A Quaest entrou em campo na sexta-feira para medir as intenções de voto à Presidência da República. Até amanhã, segunda-feira, 2.004 brasileiros serão entrevistados presencialmente e o resultado será divulgado na quarta-feira, dia 5.
Encomendada pelo Banco Genial, a um custo de R$ 433,2 mil, é a oitava pesquisa do ano para as eleições de outubro — e a primeira da empresa após as convenções que escolheram os candidatos a presidente, ao novo tarifaço de Donald Trump e da decisão do STF de autorizar duas novas investigações contra Lulinha.
Nesta pesquisa, a Quaest introduziu uma novidade. Em tempos em que a questão religiosa se impõe como um fato irreversível na decisão do voto, três perguntas medirão esse fator. Será perguntado se é importante ou não que o candidato “acredite em Deus”, “seja da mesma religião” que o entrevistado e se “os candidatos devem ouvir líderes religiosos ao tomar decisões”

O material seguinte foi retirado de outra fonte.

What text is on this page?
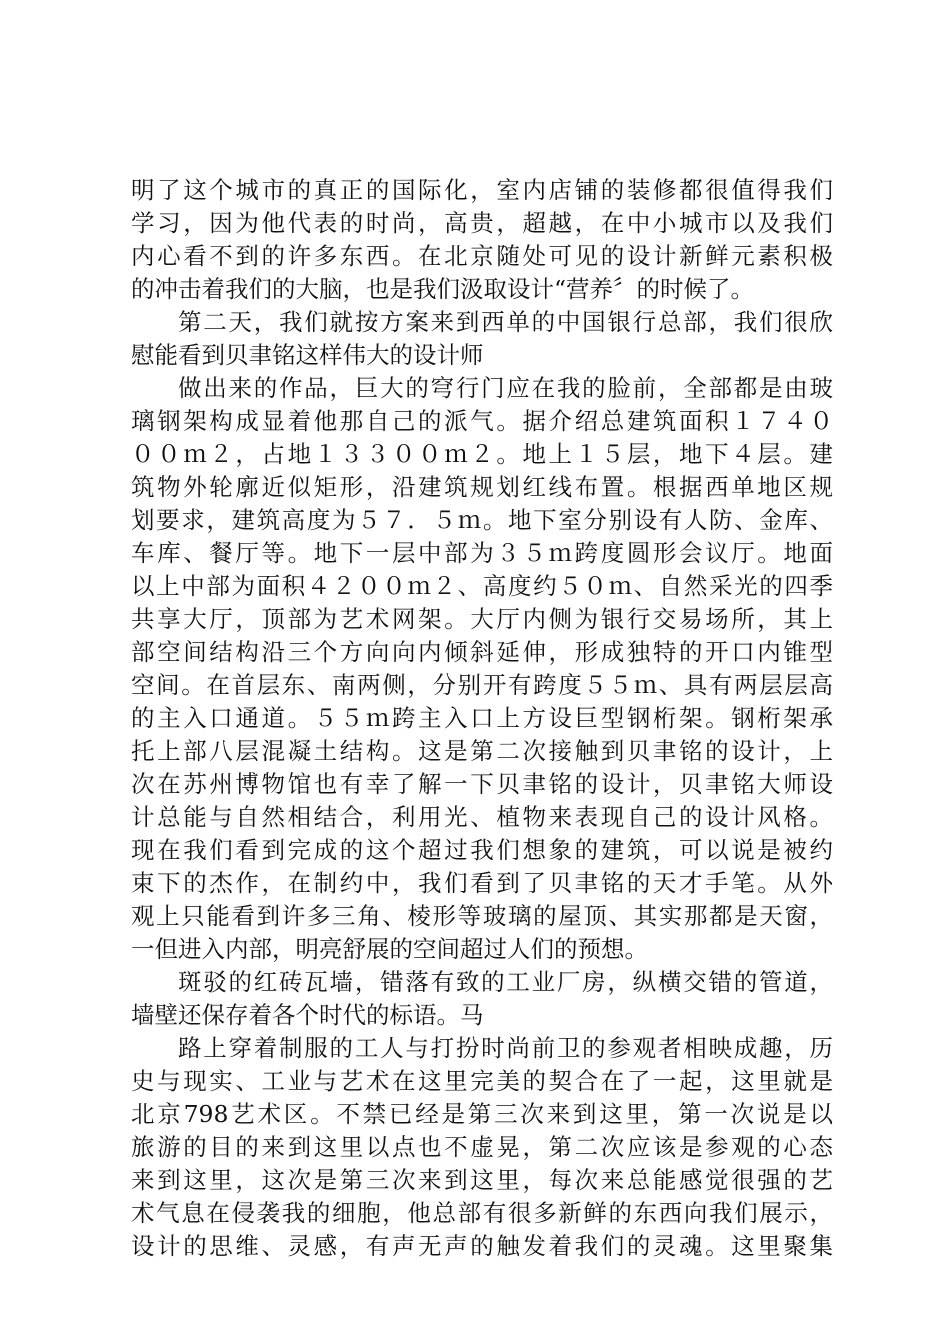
明了这个城市的真正的国际化，室内店铺的装修都很值得我们
学习，因为他代表的时尚，高贵，超越，在中小城市以及我们
内心看不到的许多东西。在北京随处可见的设计新鲜元素积极
的冲击着我们的大脑，也是我们汲取设计“营养〞的时候了。
第二天，我们就按方案来到西单的中国银行总部，我们很欣
慰能看到贝聿铭这样伟大的设计师
做出来的作品，巨大的穹行门应在我的脸前，全部都是由玻
璃钢架构成显着他那自己的派气。据介绍总建筑面积１７４０
００ｍ２，占地１３３００ｍ２。地上１５层，地下４层。建
筑物外轮廓近似矩形，沿建筑规划红线布置。根据西单地区规
划要求，建筑高度为５７．５ｍ。地下室分别设有人防、金库、
车库、餐厅等。地下一层中部为３５ｍ跨度圆形会议厅。地面
以上中部为面积４２００ｍ２、高度约５０ｍ、自然采光的四季
共享大厅，顶部为艺术网架。大厅内侧为银行交易场所，其上
部空间结构沿三个方向向内倾斜延伸，形成独特的开口内锥型
空间。在首层东、南两侧，分别开有跨度５５ｍ、具有两层层高
的主入口通道。５５ｍ跨主入口上方设巨型钢桁架。钢桁架承
托上部八层混凝土结构。这是第二次接触到贝聿铭的设计，上
次在苏州博物馆也有幸了解一下贝聿铭的设计，贝聿铭大师设
计总能与自然相结合，利用光、植物来表现自己的设计风格。
现在我们看到完成的这个超过我们想象的建筑，可以说是被约
束下的杰作，在制约中，我们看到了贝聿铭的天才手笔。从外
观上只能看到许多三角、棱形等玻璃的屋顶、其实那都是天窗，
一但进入内部，明亮舒展的空间超过人们的预想。
斑驳的红砖瓦墙，错落有致的工业厂房，纵横交错的管道，
墙壁还保存着各个时代的标语。马
路上穿着制服的工人与打扮时尚前卫的参观者相映成趣，历
史与现实、工业与艺术在这里完美的契合在了一起，这里就是
北京798艺术区。不禁已经是第三次来到这里，第一次说是以
旅游的目的来到这里以点也不虚晃，第二次应该是参观的心态
来到这里，这次是第三次来到这里，每次来总能感觉很强的艺
术气息在侵袭我的细胞，他总部有很多新鲜的东西向我们展示，
设计的思维、灵感，有声无声的触发着我们的灵魂。这里聚集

O questionário começa querendo saber se o entrevistado já escolheu algum candidato. Se a resposta for sim, será perguntado “quem?”. Nesta parte, não será mostrada qualquer lista de candidatos.
Em seguida, a partir de uma lista de 12 nomes em ordem alfabética dada pelo pesquisador, o entrevistador pergunta se o entrevistado conhece algum desses candidatos e em qual não votaria de jeito nenhum. Eis a relação: Augusto Cury, Cabo Daciolo, Edmilson Costa, Flávio Bolsonaro, Hertz Dias, Heró Bezerra, Clariana Barão (que entra no lugar de Joaquim Barbosa), Lula, Renan Santos, Romeu Zema, Ronaldo Caiado e Samara Martins.
Logo depois, a Quaest quer saber em qual desses 12 candidatos o entrevistado votaria. Em seguida, pergunta se essa decisão é definitiva. E se o entrevistado escolheria outro candidato na hipótese de o seu preferido desistir.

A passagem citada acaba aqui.